Without a permanent alignment of state and federal regulation of ballast water, California ultimately invites non-productive or counterproductive “solutions,” such as port avoidance and/or longer voyages. Additionally, by implementing different standards than federal or international requirements, California is potentially laying the framework for significant negative economic impacts to the multibillion dollar business conducted at Californian ports. Thus, “by differentiating itself from the global problem, California may actually [be] caus[ing] delays in solving it.”

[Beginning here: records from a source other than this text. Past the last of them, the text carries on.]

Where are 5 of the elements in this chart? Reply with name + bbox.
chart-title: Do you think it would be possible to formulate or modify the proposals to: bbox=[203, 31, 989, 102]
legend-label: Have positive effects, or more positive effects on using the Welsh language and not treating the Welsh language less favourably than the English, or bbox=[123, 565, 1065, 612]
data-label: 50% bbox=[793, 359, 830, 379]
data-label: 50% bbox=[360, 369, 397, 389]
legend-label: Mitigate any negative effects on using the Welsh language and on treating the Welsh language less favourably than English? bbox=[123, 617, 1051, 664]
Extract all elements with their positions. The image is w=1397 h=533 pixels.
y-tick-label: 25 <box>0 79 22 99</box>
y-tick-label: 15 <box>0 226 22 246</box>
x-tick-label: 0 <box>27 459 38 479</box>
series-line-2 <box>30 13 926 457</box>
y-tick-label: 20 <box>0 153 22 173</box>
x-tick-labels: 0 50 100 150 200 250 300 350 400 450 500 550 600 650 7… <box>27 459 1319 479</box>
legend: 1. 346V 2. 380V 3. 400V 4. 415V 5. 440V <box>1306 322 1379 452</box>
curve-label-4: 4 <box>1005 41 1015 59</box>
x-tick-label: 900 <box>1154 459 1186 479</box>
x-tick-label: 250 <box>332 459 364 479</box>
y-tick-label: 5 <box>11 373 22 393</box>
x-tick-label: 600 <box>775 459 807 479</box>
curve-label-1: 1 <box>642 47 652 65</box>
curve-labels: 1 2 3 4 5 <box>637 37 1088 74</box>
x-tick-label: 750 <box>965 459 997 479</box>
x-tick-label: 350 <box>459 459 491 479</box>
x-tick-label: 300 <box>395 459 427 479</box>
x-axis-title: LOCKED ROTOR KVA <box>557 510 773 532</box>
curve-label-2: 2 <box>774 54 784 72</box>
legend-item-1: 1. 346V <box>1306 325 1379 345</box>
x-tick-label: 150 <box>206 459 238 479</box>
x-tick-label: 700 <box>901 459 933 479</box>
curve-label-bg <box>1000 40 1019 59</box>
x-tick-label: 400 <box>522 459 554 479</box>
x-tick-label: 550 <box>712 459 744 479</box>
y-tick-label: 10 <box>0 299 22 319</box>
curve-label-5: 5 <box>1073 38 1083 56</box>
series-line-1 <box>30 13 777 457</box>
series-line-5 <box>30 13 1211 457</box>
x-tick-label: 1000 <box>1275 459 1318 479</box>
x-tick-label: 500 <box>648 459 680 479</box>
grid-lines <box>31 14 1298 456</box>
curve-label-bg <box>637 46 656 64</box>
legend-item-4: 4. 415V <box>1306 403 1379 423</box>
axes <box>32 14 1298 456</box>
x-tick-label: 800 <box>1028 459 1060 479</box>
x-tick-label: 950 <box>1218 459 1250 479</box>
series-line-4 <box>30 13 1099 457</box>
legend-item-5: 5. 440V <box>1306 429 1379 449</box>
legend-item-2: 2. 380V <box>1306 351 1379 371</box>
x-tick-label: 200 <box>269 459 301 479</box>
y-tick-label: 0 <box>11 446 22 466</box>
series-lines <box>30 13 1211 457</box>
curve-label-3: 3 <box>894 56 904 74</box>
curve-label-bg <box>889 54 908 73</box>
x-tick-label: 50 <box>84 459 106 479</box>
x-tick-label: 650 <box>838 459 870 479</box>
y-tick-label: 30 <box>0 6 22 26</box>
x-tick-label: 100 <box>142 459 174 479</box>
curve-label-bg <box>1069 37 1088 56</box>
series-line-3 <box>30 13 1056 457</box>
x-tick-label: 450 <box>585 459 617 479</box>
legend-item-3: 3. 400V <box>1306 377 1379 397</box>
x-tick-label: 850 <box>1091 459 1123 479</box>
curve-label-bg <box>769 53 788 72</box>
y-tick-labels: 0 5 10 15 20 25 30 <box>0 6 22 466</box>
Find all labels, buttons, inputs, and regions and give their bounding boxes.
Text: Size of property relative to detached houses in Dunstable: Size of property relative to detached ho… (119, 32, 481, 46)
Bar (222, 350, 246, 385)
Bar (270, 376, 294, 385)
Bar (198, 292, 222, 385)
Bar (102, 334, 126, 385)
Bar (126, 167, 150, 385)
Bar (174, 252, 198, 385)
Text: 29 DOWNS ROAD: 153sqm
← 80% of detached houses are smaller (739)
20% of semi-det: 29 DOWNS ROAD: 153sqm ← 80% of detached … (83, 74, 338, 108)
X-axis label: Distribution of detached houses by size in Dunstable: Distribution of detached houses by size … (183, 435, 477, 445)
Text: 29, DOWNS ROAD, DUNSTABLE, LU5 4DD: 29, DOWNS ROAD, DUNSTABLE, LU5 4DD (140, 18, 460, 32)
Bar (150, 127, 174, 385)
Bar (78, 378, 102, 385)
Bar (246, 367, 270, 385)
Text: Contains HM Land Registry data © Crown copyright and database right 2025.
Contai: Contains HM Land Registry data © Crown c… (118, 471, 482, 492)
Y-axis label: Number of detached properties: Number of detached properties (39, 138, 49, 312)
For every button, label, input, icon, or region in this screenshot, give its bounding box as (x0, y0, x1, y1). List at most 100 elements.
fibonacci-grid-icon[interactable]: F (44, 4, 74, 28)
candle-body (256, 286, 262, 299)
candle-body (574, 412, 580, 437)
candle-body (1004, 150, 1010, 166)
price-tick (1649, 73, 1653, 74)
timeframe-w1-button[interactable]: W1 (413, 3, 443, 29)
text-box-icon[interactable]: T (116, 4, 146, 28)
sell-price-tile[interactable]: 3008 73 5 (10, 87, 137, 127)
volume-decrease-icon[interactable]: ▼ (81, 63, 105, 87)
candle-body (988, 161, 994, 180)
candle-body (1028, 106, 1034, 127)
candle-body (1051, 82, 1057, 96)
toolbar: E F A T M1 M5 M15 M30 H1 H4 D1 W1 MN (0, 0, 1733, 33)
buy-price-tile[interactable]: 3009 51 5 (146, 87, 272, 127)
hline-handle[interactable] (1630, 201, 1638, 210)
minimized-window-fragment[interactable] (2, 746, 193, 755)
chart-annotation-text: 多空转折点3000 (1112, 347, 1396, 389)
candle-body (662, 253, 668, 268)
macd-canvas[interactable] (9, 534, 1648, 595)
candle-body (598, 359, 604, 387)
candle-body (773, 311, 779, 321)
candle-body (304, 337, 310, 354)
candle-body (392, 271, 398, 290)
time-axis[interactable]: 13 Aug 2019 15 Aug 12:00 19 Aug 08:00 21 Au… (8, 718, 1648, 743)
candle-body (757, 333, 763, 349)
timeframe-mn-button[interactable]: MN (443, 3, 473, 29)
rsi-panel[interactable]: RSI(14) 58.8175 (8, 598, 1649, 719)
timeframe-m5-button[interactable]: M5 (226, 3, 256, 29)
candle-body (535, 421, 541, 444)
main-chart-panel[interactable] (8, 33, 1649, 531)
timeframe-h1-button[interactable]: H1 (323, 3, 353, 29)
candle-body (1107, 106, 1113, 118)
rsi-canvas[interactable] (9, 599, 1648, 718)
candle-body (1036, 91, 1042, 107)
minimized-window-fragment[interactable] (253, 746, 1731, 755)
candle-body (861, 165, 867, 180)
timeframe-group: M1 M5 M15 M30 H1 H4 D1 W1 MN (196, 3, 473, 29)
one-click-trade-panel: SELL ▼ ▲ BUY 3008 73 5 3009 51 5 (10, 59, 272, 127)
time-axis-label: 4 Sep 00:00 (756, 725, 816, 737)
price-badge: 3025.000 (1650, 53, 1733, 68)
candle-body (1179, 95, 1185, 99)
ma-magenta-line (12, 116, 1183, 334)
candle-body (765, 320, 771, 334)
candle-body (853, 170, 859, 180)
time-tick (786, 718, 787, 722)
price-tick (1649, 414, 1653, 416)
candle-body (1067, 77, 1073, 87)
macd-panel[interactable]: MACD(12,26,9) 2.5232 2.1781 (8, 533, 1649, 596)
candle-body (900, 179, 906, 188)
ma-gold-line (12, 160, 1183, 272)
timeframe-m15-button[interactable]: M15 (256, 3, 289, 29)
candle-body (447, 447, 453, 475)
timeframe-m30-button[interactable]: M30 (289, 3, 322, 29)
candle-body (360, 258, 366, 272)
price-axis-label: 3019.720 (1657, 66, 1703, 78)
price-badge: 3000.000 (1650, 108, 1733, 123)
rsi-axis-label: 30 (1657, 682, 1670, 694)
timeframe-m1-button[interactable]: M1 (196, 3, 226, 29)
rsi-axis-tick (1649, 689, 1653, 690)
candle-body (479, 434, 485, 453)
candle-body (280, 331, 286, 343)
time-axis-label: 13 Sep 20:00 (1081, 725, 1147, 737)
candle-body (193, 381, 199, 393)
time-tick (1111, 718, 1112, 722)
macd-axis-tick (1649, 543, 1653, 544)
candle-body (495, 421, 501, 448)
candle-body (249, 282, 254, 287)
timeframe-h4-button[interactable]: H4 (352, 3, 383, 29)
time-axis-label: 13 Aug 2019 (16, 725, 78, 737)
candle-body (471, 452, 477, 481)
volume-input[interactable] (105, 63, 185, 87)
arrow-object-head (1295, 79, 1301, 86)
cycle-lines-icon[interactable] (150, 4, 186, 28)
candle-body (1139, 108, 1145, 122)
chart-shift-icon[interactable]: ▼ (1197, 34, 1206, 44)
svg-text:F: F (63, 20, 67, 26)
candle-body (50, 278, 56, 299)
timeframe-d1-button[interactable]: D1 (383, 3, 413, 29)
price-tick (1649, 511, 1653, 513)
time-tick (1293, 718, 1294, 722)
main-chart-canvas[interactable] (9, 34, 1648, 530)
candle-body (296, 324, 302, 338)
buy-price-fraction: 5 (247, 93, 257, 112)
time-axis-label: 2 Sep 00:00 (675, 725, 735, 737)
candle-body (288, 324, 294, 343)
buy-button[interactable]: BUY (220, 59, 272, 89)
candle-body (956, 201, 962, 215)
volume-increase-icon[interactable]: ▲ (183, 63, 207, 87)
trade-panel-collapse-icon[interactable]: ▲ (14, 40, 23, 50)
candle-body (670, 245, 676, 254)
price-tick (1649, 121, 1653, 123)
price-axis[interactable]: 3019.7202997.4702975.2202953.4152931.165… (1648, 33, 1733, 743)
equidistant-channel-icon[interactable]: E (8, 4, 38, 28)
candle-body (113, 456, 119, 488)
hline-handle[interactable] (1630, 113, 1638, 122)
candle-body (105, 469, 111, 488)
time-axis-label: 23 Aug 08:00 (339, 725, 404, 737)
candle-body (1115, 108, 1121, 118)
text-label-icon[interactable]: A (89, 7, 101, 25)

This problem is not limited to ballast water management. With air quality rules becoming more and more stringent across the globe, and regional bodies acting ahead of the IMO on questions regarding reduced fuel consumption and cleaner vessel operations, a number of divergent standards are now being applied. Turning once again to California, a vessel may be part of a fleet which calls on marine terminals in California which have invested in shoreside power infrastructure. It would be inherently more cost effective to retrofit a vessel to meet the California standard if multiple other ports in the vessel’s current string were also operating shoreside power to the same uniform standard. But, consider how much more cost effective and how many more emissions could be reduced at all ports of call worldwide if a vessel-based at-berth compliance standard were consistent worldwide.
These are just two illustrations of a broader problem. Generally, the adoption of green technologies is driven by the need for compliance with rules, the desire to enhance industry performance, or – most often – both. Uniform compliance obligations will give more direction and encourage more investment into the development of green technologies.
Given the foregoing, it is not surprising that the Technology in Shipping Report identifies that the maritime industry strongly agrees that “alternative compliance solutions and strategies will see the most growth.” This is a corollary of how the industry benefits from uniformity of standards across the globe, as vessel operators can ensure that they are in compliance with environmental regulations even if they are employing new or innovative technologies, methods, or operations while in various waters and jurisdictions.